The other night I took myself over to a favorite neighborhood restaurant for one of my favorite indulgences: a pizza Margherita with the addition of a crisp and pungent made-in-house bacon. I suppose purists would scoff at putting bacon on a Margherita, but that’s the way I like it, and it’s my dinner, so we all know what the purists can do with their purist proclamations.

I generally eat quite early and so I’m typically one of the only customers in the place, although more folks start trickling in while I’m there. This particular evening my friendly young waiter—oh, he looked like he needed a bath but that’s true of most San Franciscans, in my opinion the worst-groomed, worst-dressed, and least hygienic people in North America—took care of my orders with dispatch. I started out on an intriguing local draft beer (too hop-pish for my taste but drinkable nonetheless) and then munched my way through a good salad.

My pizza didn’t look like a Margherita. No tomatoes. All white-ish, bacon poking through, and what looked like small mushrooms. Hmmm … I thought … well, let’s give it a try. It was perfectly OK, but definitely not a Margherita. Eventually my waiter came by (the pizza was served by somebody from the kitchen) and asked me how things were going. I had already eaten about a third of the pizza by that time. I joked something along the lines of “you seem to have changed the recipe for a Margherita; I’ve had this quite a few times before but this is new to me.” He looked startled, went over to check my order on the computer screen, and came back to report that they had messed up the order and given me a mushroom pizza, with a Gruyère base and herbal accents along with the added bacon.

I decided not to make a fuss about it. The pizza was perfectly decent (although I have to confess that I’m not a big fan of bianco-style pizzas with Gruyère or some other white-cheese base) and so I just laughed and said it was OK.

That was my choice; I was well within my rights to ask them to take it back and give me the Margherita I had ordered.

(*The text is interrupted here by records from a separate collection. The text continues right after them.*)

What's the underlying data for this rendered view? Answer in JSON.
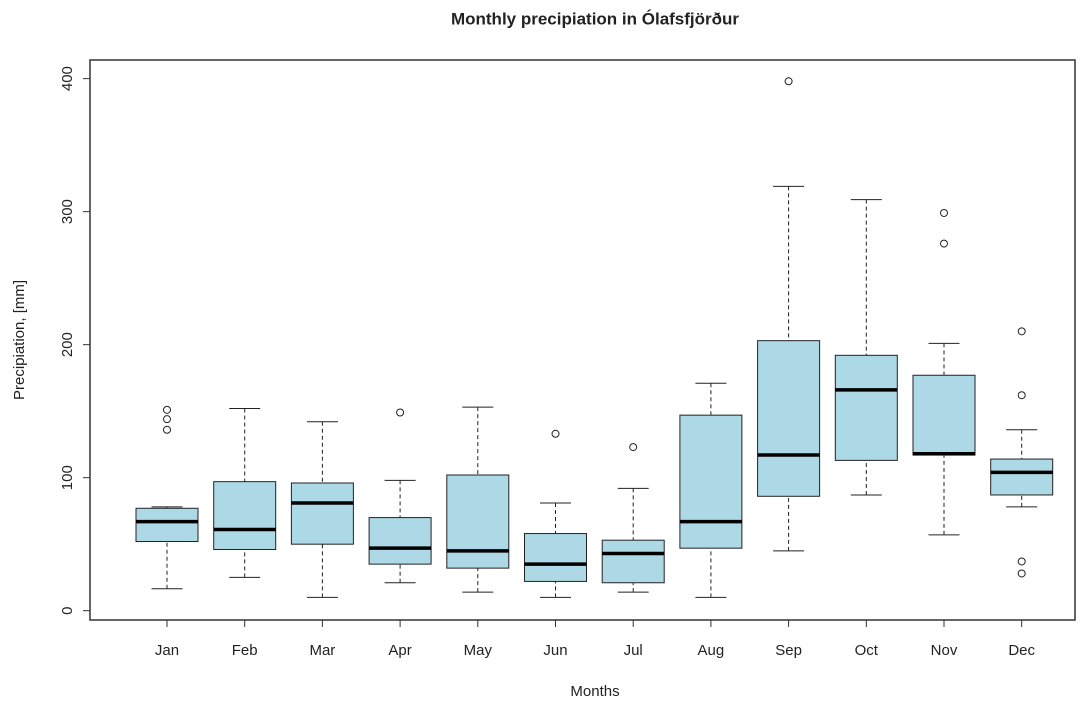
{
  "chart_data": {
    "type": "box",
    "title": "Monthly precipiation in Ólafsfjörður",
    "x_label": "Months",
    "y_label": "Precipiation, [mm]",
    "color": "#add8e6",
    "categories": [
      "Jan",
      "Feb",
      "Mar",
      "Apr",
      "May",
      "Jun",
      "Jul",
      "Aug",
      "Sep",
      "Oct",
      "Nov",
      "Dec"
    ],
    "boxes": [
      {
        "low": 16.5,
        "q1": 52,
        "median": 67,
        "q3": 77,
        "high": 78,
        "outliers": [
          151,
          144,
          136
        ]
      },
      {
        "low": 25,
        "q1": 46,
        "median": 61,
        "q3": 97,
        "high": 152,
        "outliers": []
      },
      {
        "low": 10,
        "q1": 50,
        "median": 81,
        "q3": 96,
        "high": 142,
        "outliers": []
      },
      {
        "low": 21,
        "q1": 35,
        "median": 47,
        "q3": 70,
        "high": 98,
        "outliers": [
          149
        ]
      },
      {
        "low": 14,
        "q1": 32,
        "median": 45,
        "q3": 102,
        "high": 153,
        "outliers": []
      },
      {
        "low": 10,
        "q1": 22,
        "median": 35,
        "q3": 58,
        "high": 81,
        "outliers": [
          133
        ]
      },
      {
        "low": 14,
        "q1": 21,
        "median": 43,
        "q3": 53,
        "high": 92,
        "outliers": [
          123
        ]
      },
      {
        "low": 10,
        "q1": 47,
        "median": 67,
        "q3": 147,
        "high": 171,
        "outliers": []
      },
      {
        "low": 45,
        "q1": 86,
        "median": 117,
        "q3": 203,
        "high": 319,
        "outliers": [
          398
        ]
      },
      {
        "low": 87,
        "q1": 113,
        "median": 166,
        "q3": 192,
        "high": 309,
        "outliers": []
      },
      {
        "low": 57,
        "q1": 117,
        "median": 118,
        "q3": 177,
        "high": 201,
        "outliers": [
          276,
          299
        ]
      },
      {
        "low": 78,
        "q1": 87,
        "median": 104,
        "q3": 114,
        "high": 136,
        "outliers": [
          210,
          162,
          37,
          28
        ]
      }
    ],
    "ylim": [
      -7,
      414
    ],
    "yticks": [
      0,
      100,
      200,
      300,
      400
    ]
  }
}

I could have even been shirty about it. But I chose to be gracious instead. I finished my mushroom-and-Gruyère pizza; not something I would order again, nor would have ordered voluntarily. But it was a well-prepared dish from an excellent local restaurant.

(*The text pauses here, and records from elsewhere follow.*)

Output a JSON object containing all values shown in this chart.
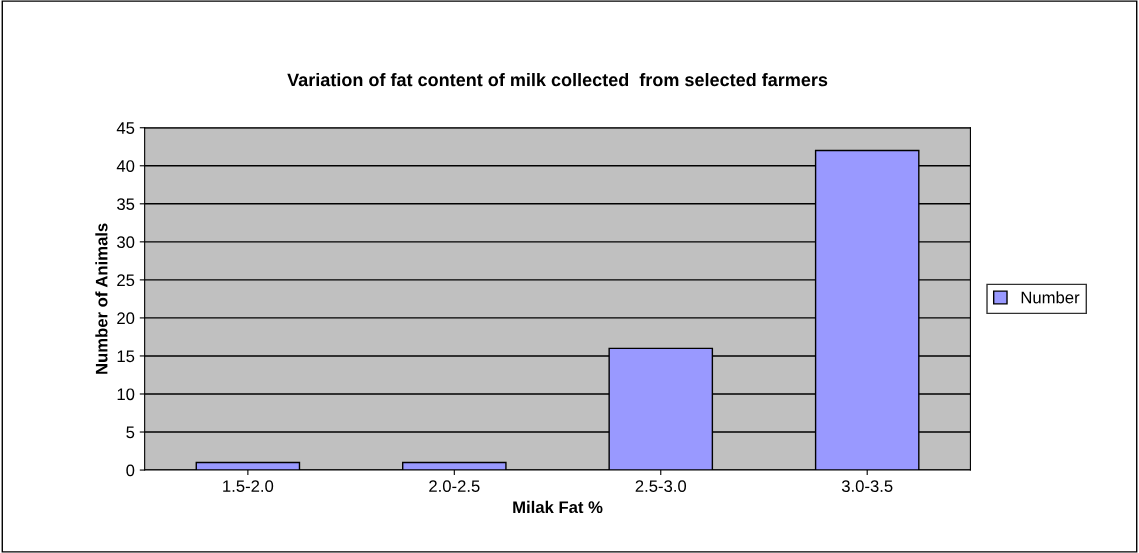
{
  "chart_data": {
    "type": "bar",
    "title": "Variation of fat content of milk collected  from selected farmers",
    "xlabel": "Milak Fat %",
    "ylabel": "Number of Animals",
    "categories": [
      "1.5-2.0",
      "2.0-2.5",
      "2.5-3.0",
      "3.0-3.5"
    ],
    "series": [
      {
        "name": "Number",
        "color": "#9999ff",
        "values": [
          1,
          1,
          16,
          42
        ]
      }
    ],
    "ylim": [
      0,
      45
    ],
    "yticks": [
      0,
      5,
      10,
      15,
      20,
      25,
      30,
      35,
      40,
      45
    ],
    "grid": "y",
    "legend": "right"
  }
}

The upshot: the restaurant took the pizza off my bill, so I wound up paying for my beer and the salad only. I thought that was gracious of them and thanked my waiter for the courtesy. He thanked me for being so nice about the mistake. I refrained from recommending a hot shower, shampoo, and a visit to the laundromat.

Courtesy was the order of the day from both sides of the exchange; no attitude from me, no defensiveness from them. That’s business as usual for me, given I firmly believe that friendliness and courtesy is a two-way street, no matter what the venue.

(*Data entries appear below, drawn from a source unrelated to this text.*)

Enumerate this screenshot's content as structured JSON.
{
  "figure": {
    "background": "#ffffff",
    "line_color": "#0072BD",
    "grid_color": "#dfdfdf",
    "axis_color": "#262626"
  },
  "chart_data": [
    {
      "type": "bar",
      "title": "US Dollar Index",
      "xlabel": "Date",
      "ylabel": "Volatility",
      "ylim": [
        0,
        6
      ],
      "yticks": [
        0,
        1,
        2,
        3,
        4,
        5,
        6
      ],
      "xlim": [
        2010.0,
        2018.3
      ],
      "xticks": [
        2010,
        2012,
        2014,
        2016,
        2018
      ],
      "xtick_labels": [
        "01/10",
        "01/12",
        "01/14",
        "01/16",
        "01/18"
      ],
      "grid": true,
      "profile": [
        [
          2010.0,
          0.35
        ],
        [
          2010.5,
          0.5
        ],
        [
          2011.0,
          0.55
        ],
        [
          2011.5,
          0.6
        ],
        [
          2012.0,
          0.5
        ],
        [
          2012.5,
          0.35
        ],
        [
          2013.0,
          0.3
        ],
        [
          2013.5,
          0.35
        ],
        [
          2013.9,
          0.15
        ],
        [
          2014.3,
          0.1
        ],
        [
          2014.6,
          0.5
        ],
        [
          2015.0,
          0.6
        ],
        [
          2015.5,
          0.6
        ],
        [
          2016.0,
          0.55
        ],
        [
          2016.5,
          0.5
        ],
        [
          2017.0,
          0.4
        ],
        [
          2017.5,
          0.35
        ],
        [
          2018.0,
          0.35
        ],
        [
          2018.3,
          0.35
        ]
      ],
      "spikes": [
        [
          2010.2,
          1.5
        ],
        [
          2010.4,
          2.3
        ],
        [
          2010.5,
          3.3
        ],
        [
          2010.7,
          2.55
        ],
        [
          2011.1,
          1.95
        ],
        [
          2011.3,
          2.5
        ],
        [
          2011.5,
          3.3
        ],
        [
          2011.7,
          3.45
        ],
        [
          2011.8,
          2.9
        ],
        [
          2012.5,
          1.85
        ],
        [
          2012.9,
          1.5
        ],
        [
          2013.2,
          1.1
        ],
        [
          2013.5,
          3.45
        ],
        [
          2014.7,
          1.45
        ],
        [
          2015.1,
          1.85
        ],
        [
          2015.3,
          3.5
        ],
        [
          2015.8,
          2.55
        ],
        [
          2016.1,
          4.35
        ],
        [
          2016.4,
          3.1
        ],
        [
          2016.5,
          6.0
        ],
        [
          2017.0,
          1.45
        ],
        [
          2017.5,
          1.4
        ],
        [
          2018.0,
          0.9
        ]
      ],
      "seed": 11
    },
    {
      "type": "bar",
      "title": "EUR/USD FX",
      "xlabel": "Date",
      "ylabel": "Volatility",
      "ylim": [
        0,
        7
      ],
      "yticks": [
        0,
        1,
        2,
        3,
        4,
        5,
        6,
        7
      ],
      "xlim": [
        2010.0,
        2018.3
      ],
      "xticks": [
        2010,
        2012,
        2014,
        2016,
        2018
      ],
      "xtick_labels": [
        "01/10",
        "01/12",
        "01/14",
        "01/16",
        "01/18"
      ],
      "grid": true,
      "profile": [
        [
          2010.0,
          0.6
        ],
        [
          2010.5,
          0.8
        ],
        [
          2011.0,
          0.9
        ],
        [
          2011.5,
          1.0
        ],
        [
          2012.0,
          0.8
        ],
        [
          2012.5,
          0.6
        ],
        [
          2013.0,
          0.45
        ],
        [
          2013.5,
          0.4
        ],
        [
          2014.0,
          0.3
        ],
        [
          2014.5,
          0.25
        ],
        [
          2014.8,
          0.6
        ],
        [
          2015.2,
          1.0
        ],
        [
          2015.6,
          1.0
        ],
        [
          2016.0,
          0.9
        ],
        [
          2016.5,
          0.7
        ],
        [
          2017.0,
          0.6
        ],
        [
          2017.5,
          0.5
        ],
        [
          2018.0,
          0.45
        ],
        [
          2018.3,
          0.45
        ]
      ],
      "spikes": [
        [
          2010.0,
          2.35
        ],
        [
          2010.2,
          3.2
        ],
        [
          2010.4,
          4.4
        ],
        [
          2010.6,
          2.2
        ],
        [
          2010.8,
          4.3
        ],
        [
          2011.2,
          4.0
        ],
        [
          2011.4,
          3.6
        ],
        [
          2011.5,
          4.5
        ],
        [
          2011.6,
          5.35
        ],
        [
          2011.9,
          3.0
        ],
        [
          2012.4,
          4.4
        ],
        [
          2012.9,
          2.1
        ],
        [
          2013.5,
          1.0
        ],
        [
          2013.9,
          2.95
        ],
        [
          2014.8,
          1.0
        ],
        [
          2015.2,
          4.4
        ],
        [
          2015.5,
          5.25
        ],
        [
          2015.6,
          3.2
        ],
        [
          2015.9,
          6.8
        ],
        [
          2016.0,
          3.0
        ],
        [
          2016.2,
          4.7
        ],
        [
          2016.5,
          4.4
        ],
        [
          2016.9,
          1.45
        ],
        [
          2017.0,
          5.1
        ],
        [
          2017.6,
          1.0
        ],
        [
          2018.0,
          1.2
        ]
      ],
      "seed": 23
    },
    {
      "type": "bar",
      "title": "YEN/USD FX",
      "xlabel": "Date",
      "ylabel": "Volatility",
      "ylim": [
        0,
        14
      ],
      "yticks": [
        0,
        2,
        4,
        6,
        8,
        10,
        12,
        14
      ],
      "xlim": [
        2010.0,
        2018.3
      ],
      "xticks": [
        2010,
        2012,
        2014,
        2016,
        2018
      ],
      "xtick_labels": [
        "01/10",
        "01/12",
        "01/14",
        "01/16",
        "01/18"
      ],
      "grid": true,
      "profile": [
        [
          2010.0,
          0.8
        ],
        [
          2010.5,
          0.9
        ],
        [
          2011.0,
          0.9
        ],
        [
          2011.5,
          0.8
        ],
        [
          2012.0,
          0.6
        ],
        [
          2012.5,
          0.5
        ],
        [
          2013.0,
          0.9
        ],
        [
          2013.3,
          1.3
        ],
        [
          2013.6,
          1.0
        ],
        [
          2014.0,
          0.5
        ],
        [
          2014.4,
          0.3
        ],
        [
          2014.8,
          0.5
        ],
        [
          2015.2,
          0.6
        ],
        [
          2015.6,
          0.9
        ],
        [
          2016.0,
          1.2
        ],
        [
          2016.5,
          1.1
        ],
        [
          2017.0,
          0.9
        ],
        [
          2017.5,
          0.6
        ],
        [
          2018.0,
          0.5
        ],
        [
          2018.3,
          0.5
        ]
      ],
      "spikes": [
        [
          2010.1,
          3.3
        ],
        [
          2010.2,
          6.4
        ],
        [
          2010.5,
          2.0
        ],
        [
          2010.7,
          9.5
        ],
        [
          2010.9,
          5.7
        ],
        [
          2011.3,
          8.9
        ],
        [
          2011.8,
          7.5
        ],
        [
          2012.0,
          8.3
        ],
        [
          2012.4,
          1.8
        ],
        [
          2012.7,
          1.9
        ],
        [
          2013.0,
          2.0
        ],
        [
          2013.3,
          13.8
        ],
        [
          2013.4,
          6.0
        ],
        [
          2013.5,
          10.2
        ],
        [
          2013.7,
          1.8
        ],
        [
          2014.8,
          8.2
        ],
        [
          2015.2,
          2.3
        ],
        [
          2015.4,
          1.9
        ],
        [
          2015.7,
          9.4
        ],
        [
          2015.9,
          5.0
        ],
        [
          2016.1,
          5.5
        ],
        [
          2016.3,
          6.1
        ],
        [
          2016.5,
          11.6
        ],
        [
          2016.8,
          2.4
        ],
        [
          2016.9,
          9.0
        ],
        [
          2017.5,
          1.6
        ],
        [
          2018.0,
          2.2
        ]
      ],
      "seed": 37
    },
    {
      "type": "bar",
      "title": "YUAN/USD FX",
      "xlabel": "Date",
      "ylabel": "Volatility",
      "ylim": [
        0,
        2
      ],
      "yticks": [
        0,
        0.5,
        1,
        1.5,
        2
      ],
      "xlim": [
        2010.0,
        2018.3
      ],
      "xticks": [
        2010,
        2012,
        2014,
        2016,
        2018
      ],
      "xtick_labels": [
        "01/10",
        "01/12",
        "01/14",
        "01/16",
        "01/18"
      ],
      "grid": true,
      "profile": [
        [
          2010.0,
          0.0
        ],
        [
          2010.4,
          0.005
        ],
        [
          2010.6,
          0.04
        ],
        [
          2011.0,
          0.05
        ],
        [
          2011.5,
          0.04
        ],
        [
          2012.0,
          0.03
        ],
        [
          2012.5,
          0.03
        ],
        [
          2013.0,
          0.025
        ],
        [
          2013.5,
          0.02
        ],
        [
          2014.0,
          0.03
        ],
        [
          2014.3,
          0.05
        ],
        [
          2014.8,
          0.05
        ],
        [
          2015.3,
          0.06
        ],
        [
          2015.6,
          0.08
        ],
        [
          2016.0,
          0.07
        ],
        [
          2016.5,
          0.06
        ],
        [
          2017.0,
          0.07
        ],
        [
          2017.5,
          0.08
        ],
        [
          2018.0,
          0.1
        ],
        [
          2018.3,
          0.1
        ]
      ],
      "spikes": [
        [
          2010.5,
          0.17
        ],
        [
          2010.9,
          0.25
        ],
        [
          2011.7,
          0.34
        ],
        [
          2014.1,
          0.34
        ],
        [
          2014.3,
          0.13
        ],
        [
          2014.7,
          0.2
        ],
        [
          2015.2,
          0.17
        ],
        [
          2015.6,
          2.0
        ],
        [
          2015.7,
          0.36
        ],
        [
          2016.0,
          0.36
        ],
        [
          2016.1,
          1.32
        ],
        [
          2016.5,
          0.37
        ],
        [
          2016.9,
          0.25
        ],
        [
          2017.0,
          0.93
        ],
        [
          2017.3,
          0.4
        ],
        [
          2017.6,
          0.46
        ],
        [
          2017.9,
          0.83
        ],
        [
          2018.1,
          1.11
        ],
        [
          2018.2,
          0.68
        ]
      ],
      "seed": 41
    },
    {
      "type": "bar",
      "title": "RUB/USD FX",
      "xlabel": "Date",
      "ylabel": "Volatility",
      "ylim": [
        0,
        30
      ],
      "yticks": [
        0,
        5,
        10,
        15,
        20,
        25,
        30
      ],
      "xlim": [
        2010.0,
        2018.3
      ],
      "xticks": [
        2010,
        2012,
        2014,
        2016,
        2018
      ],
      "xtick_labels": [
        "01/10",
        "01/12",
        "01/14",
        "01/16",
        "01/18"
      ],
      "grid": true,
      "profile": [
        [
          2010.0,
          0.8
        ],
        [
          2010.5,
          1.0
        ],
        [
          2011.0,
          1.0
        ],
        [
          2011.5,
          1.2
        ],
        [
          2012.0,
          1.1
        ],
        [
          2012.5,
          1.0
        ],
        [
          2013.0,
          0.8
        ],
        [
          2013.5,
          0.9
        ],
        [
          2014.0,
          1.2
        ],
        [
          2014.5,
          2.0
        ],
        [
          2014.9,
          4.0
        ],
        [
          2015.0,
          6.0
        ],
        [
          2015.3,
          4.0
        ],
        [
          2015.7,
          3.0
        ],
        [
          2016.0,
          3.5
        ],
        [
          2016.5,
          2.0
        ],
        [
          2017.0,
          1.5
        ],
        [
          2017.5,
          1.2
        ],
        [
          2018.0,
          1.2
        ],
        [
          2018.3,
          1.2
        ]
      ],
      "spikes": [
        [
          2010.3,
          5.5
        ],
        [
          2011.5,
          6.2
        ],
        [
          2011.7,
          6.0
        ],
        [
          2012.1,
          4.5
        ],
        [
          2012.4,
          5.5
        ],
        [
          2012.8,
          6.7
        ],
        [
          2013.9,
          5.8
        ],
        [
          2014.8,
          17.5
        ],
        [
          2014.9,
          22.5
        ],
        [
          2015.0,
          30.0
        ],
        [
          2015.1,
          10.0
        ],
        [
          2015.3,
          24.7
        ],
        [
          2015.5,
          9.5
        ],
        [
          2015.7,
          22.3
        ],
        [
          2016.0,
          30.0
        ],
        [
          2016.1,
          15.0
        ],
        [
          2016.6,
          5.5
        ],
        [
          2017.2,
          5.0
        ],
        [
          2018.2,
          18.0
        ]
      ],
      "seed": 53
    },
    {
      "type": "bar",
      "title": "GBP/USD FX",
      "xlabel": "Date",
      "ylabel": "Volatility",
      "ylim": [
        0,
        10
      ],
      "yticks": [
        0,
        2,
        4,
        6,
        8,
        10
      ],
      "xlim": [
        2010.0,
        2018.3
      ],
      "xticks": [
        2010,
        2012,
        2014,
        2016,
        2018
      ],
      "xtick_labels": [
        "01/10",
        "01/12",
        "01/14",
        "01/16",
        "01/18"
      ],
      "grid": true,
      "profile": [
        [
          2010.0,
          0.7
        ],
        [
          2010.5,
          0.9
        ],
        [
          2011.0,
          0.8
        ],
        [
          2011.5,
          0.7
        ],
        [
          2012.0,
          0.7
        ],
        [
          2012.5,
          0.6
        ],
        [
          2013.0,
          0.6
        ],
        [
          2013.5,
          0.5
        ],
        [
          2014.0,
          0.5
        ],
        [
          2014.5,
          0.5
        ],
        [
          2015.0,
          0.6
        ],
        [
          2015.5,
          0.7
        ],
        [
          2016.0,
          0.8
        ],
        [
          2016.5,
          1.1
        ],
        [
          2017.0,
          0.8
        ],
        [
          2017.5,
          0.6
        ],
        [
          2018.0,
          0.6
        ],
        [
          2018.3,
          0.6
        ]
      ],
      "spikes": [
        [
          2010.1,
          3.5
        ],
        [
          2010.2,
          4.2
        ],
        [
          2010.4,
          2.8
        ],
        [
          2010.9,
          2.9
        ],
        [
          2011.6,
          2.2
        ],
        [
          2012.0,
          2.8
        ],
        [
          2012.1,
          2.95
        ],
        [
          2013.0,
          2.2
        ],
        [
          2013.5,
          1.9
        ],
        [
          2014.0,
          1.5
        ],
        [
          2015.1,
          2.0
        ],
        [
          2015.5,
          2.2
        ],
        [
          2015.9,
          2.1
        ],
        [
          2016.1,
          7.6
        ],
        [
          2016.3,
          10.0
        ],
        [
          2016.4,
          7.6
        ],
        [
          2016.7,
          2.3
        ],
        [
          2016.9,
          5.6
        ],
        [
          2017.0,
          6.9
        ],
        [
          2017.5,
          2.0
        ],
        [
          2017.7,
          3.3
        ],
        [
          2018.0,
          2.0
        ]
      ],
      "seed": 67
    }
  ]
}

During my recent week-long trip to Carmel, I experienced numerous retail encounters, both in stores and restaurants. My guest made a point of commenting on how pleasant I always was to people, how I got them to talk to me, however briefly, and how I always tried to make even simple interactions pleasant. And he’s absolutely right about that: I typically go out of my way to be nice to register clerks, waiters, servers, and the like. 99% of the time they warm up quickly and are only too happy to chat for a moment. Maybe it helps their day along a bit—retail jobs are boring by definition—but more to the point, it brings civility to a mind-numbingly impersonal situation.

My efforts aren’t always successful. Establishments with a hipster vibe are mostly immune to friendly courtesy, for example: the clerks exude disdainful attitudes. The same is true of student-oriented venues, such as the shops and cafés around the UC Berkeley campus. Many of the employees are Cal students who lack social skills. And Berkeley is a notoriously unfriendly town, even more so than San Francisco, where routine indifference is enshrined as a retail principle.

But it needn’t be that way. The flagship downtown Macy’s store in San Francisco was long a bastion of snide clerks who dripped with disdain. Then a Nordstrom opened nearby. Suddenly Macy’s was competing with a retailer that prides itself on attentive and friendly customer service. Twittiness vanished like the morning dew. Macy’s remains ridiculously understaffed, to be sure—I could stage a major heart attack in the middle of the men’s department and I doubt anybody would notice—but if you can find a clerk to help you, the service is likely to be polite, attentive, and even friendly.

The Amazon steamroller has caused the few remaining brick-and-mortar bookstores to adopt a far more civil demeanor. The days of surly twit clerks at Brentano’s have receded into history, and good riddance. Every record store that folded did away with yet another bunch of grimy smart-asses. Oh, Amoeba Records continues to set the standard for employee sullenness, the corporate powers-that-be having apparently concluded that Amoeba’s eclecticism can’t be reduplicated online, thus truculence may flourish unchecked. That most of the Amoeba employees are minimum-wage stoners doesn’t help any. Nor that the bulk of the clientele is young and accustomed to being treated with indifference. Amoeba has an intriguing and constantly updated stock, which renders it enticing, but it is one of the very few places in which I never attempt even the slightest frisson of friendliness. Pearls before swine and all that.